Besides, developing countries that house the majority of clothing manufacturers in the world are short of sewage treatment measures. Due to the lack of proper treatment facilities and official supervision, most of the wastewater is discharged directly into the ocean and streams, with deadly contaminants. Environmental toxicologists once collected and studied stream water samples from an Indonesian clothing industrial area; they uncovered excess amounts of heavy metals, including mercury, lead and arsenic. Despite the horrendous situation, residents in the neighbourhood keep using the polluted water for irrigation, drinking, bathing and washing clothes – as they simply can't access another water source.
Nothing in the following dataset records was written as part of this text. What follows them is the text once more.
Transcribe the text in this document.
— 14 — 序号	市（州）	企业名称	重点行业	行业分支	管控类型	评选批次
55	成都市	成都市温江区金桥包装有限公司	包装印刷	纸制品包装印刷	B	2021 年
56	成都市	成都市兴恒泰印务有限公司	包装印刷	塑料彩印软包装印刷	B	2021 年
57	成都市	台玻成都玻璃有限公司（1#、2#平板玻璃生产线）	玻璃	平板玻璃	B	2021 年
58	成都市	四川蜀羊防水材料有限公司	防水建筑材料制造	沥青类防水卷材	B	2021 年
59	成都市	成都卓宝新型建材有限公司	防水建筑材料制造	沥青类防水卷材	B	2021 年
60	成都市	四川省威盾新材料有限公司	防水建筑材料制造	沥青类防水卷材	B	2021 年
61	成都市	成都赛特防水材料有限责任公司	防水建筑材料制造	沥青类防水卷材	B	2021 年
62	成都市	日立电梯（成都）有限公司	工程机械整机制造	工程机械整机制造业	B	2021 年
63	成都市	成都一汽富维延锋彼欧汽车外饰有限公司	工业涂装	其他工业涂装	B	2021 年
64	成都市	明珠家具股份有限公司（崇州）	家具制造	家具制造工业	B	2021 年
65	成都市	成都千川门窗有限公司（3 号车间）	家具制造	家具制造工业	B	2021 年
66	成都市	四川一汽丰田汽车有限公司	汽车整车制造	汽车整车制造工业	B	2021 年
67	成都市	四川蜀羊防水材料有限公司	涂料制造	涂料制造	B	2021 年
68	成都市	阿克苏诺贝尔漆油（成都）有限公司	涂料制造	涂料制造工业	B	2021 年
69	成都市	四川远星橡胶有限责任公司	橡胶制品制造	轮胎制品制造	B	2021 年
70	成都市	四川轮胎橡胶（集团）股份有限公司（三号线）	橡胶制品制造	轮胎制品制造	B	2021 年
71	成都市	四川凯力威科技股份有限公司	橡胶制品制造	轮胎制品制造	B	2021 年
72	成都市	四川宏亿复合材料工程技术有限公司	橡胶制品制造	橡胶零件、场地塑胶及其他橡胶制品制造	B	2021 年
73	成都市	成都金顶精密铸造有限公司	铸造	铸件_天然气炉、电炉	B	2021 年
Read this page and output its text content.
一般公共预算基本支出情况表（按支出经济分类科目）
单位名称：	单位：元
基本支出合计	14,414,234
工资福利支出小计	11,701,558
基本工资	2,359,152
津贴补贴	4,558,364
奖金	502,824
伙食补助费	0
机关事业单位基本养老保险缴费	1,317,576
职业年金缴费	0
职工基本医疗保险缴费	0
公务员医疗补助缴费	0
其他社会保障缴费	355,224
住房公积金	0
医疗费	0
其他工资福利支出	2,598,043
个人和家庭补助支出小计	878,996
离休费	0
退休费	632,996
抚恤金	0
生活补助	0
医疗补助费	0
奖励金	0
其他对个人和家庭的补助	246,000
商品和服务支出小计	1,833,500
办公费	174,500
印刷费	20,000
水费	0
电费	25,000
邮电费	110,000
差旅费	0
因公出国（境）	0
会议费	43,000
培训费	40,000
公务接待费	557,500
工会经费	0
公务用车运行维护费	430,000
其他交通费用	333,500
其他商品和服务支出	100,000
Manufacturers are beyond the shadow of a doubt responsible for these pressing issues, although we are appealing on and on until we are blue in the face. We can't shut the industry down, but we could help to cool fashion fever by choosing durable garments, and eco-friendly products that are made with organic cotton or recycled materials. If green garments are beyond reach, just take a step back – before you shop, think twice!